The government and the economy: myths or facts?
Nov 4th, 2007 by ninglun
Since in the last weeks of the election the big thrust of the Howard TEAM will be that they alone can be TRUSTED with the ECONOMY, I am all in favour of those who question this gospel.
Take this site, for example:
Per Capita.org
Especially see this entry: Prosperity and Fairness - An evening with Andrew Charlton.
On 30 August, Per Capita was joined by Andrew Charlton at the Hero of Waterloo in Sydney to discuss his latest book, Ozonomics. Andrew is a former Rhodes Scholar, currently at the London School of Economics, who co-wrote his first book, Fair Trade for All, with Nobel Prize winner Joseph Stiglitz at the age of 26.
Andrew embarked on the Ozonomics project out of frustration with the quality of financial reporting in Australia. He felt that gold prices and dollar exchange rates shed little light on the country’s real economic dynamics and set out to explore the inner workings of the Australian economy and unpack our prevailing economic myths.
The recipe for a strong, sustainable economy can be boiled down to three ingredients, Andrew argued: the holy trinity of jobs, productivity and equality. More people in work, each producing more output, make the pie bigger. An equitable distribution of the pie, which doesn’t undermine individual incentives, delivers social justice and sustains stable economic structures.
Andrew challenged the central economic claims of the current Federal government: that reforms undertaken by Howard and Costello were directly responsible for the existing boom, and that their economic management skills are critical to the economy’s future health. This argument may be a successful exercise in political salesmanship, but it lacks any real foundation in economics.

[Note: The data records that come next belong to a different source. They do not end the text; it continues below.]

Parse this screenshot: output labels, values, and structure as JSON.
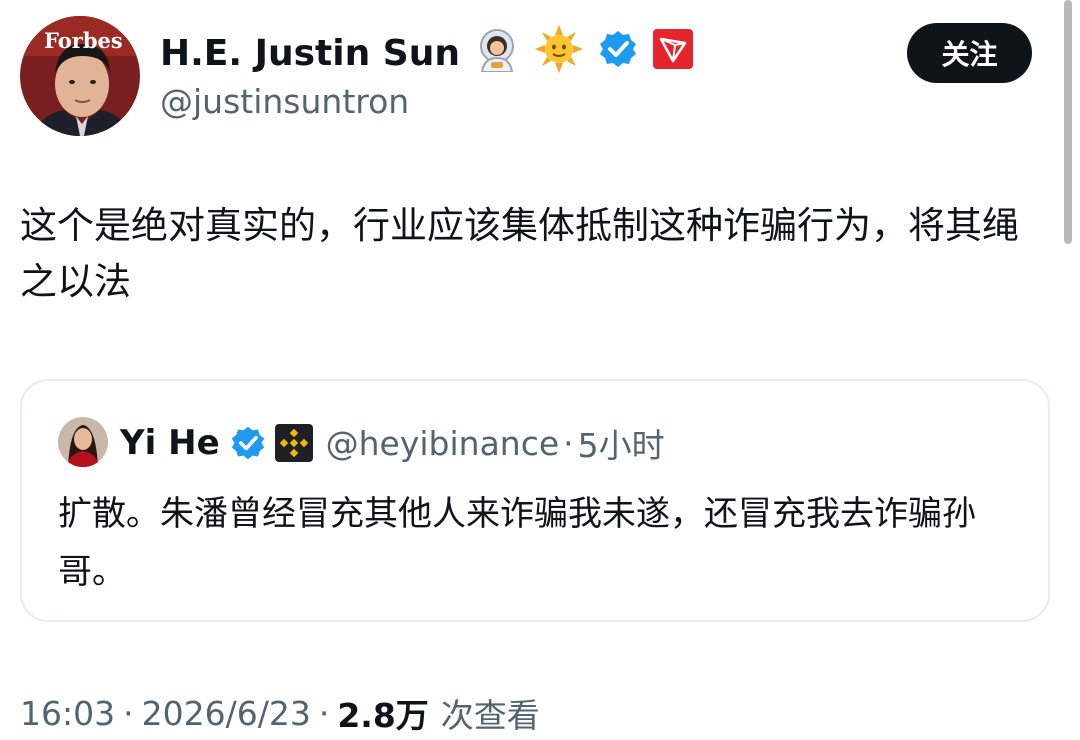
{
  "author": {
    "display_name": "H.E. Justin Sun",
    "handle": "@justinsuntron",
    "avatar_text": "Forbes",
    "emojis": [
      "astronaut-emoji",
      "sun-emoji"
    ],
    "verified": true,
    "badge": "tron-logo"
  },
  "follow_button": {
    "label": "关注"
  },
  "tweet": {
    "text": "这个是绝对真实的，行业应该集体抵制这种诈骗行为，将其绳之以法"
  },
  "quote": {
    "author_name": "Yi He",
    "handle": "@heyibinance",
    "separator": "·",
    "time": "5小时",
    "text": "扩散。朱潘曾经冒充其他人来诈骗我未遂，还冒充我去诈骗孙哥。",
    "verified": true,
    "badge": "binance-logo"
  },
  "meta": {
    "time": "16:03",
    "separator": "·",
    "date": "2026/6/23",
    "views_count": "2.8万",
    "views_label": "次查看"
  },
  "colors": {
    "primary_text": "#0f1419",
    "secondary_text": "#536471",
    "verified_blue": "#1d9bf0",
    "tron_red": "#e5252b",
    "binance_yellow": "#f0b90b",
    "border": "#e7ecf0",
    "button_bg": "#0f1419"
  }
}
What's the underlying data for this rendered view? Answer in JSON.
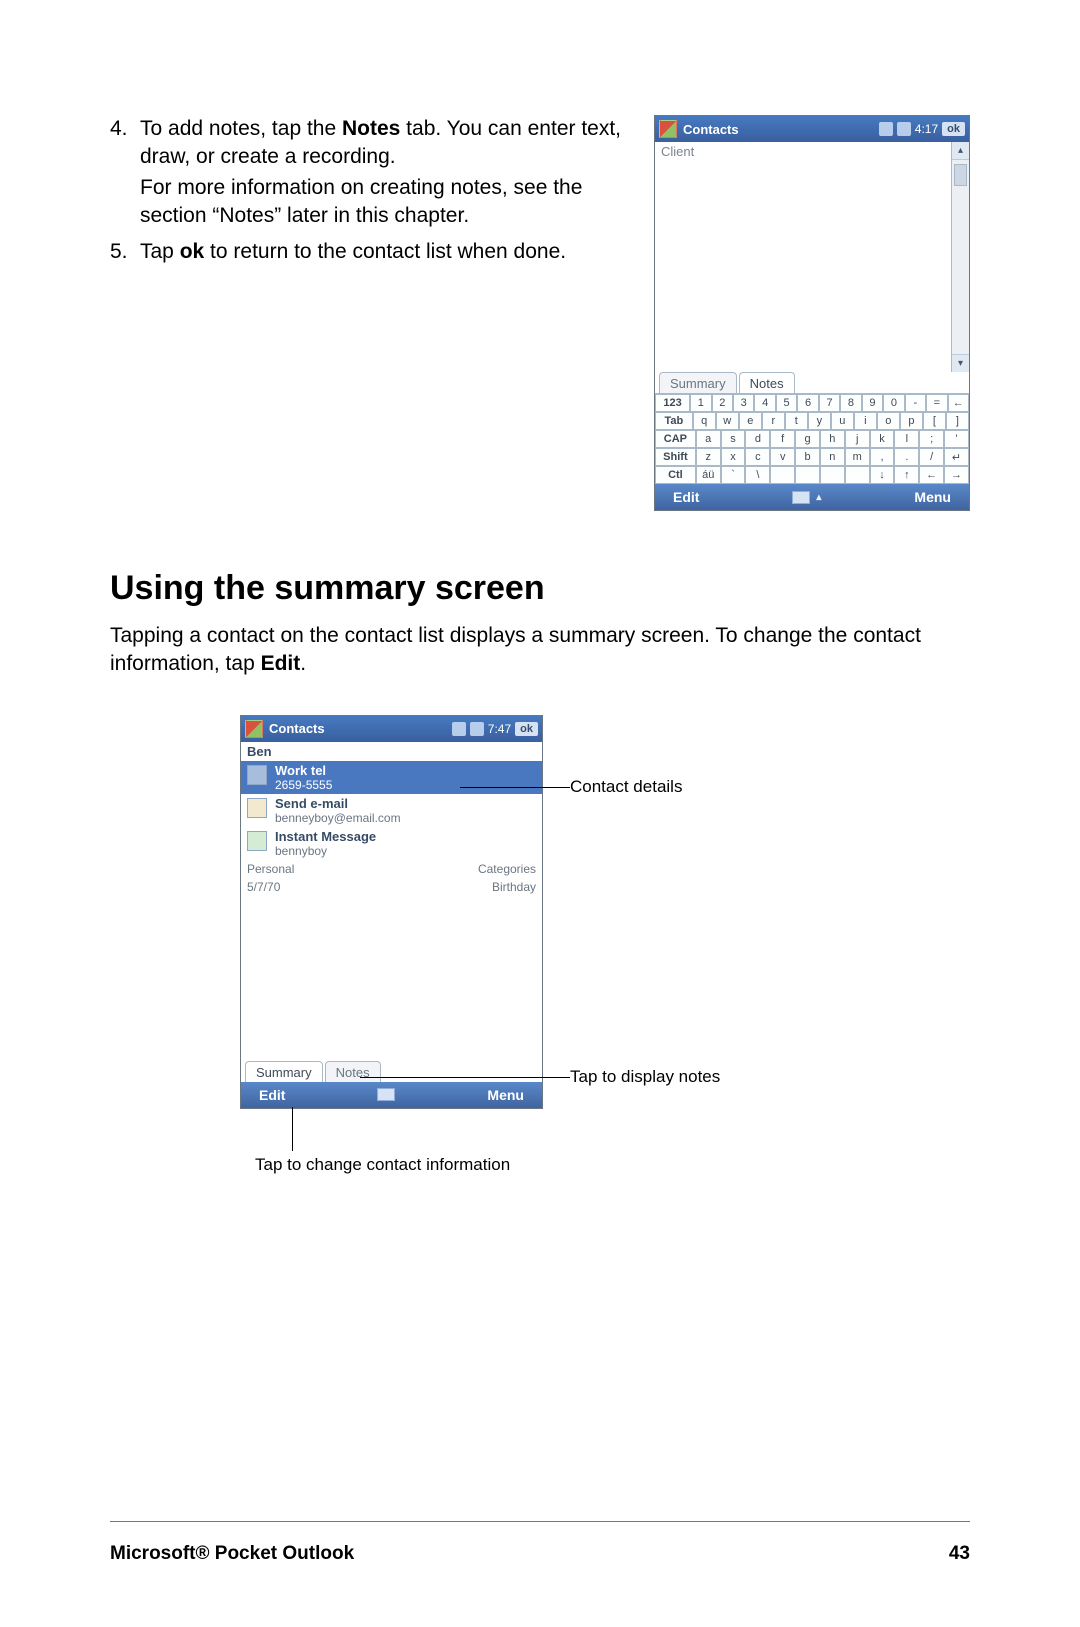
{
  "steps": {
    "s4": {
      "num": "4.",
      "p1a": "To add notes, tap the ",
      "p1b": "Notes",
      "p1c": " tab. You can enter text, draw, or create a recording.",
      "p2": "For more information on creating notes, see the section  “Notes” later in this chapter."
    },
    "s5": {
      "num": "5.",
      "p1a": "Tap ",
      "p1b": "ok",
      "p1c": " to return to the contact list when done."
    }
  },
  "ppc1": {
    "title": "Contacts",
    "time": "4:17",
    "ok": "ok",
    "bodyLabel": "Client",
    "tabSummary": "Summary",
    "tabNotes": "Notes",
    "edit": "Edit",
    "menu": "Menu",
    "kb": {
      "r1": [
        "123",
        "1",
        "2",
        "3",
        "4",
        "5",
        "6",
        "7",
        "8",
        "9",
        "0",
        "-",
        "=",
        "←"
      ],
      "r2": [
        "Tab",
        "q",
        "w",
        "e",
        "r",
        "t",
        "y",
        "u",
        "i",
        "o",
        "p",
        "[",
        "]"
      ],
      "r3": [
        "CAP",
        "a",
        "s",
        "d",
        "f",
        "g",
        "h",
        "j",
        "k",
        "l",
        ";",
        "'"
      ],
      "r4": [
        "Shift",
        "z",
        "x",
        "c",
        "v",
        "b",
        "n",
        "m",
        ",",
        ".",
        "/",
        "↵"
      ],
      "r5": [
        "Ctl",
        "áü",
        "`",
        "\\",
        "",
        "",
        "",
        "",
        "↓",
        "↑",
        "←",
        "→"
      ]
    }
  },
  "section": {
    "heading": "Using the summary screen",
    "p1a": "Tapping a contact on the contact list displays a summary screen. To change the contact information, tap ",
    "p1b": "Edit",
    "p1c": "."
  },
  "ppc2": {
    "title": "Contacts",
    "time": "7:47",
    "ok": "ok",
    "name": "Ben",
    "item1": {
      "label": "Work tel",
      "value": "2659-5555"
    },
    "item2": {
      "label": "Send e-mail",
      "value": "benneyboy@email.com"
    },
    "item3": {
      "label": "Instant Message",
      "value": "bennyboy"
    },
    "meta1": {
      "l": "Personal",
      "r": "Categories"
    },
    "meta2": {
      "l": "5/7/70",
      "r": "Birthday"
    },
    "tabSummary": "Summary",
    "tabNotes": "Notes",
    "edit": "Edit",
    "menu": "Menu"
  },
  "callouts": {
    "c1": "Contact details",
    "c2": "Tap to display notes",
    "c3": "Tap to change contact information"
  },
  "footer": {
    "chapter": "Microsoft® Pocket Outlook",
    "page": "43"
  }
}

From interest rates to the surplus to workplace reform, Andrew argued the influence of Coalition policy on economic performance has been greatly overstated. In a direct comparison of reforms undertaken by Hawke/Keating versus those of Howard/Costello, Andrew argued the former were more significant in both volume and substance.
With globalisation wreaking ever more rapid change, Andrew argued that the next major economic challenge will be the threat to Australian middle-class jobs presented by the rise of educated workforces in China and India. These jobs are no longer immune from competition, Andrew claimed, and the challenge extends far beyond call centres - right now, an accountant somewhere in India is building his expertise in Australian tax law.
When pressed on the outlook for economic policy reform in Australia, Andrew explained that he could see three separate camps emerging. First, the sandbaggers who still believed that industrial protection is the only way to save jobs. Second, the sink-or-swim crowd who believe we should deregulate labour markets to compete in a race to the bottom. And finally, the progressive globalists who recognise the opportunities as well as the challenges, and believe Australia should specialise in high value-add areas of competitive advantage…
I don’t usually lift so much of a post, but I hope the people of Per Capita will forgive me. I just think it is a message worth spreading. I have mentioned Ozonomics before.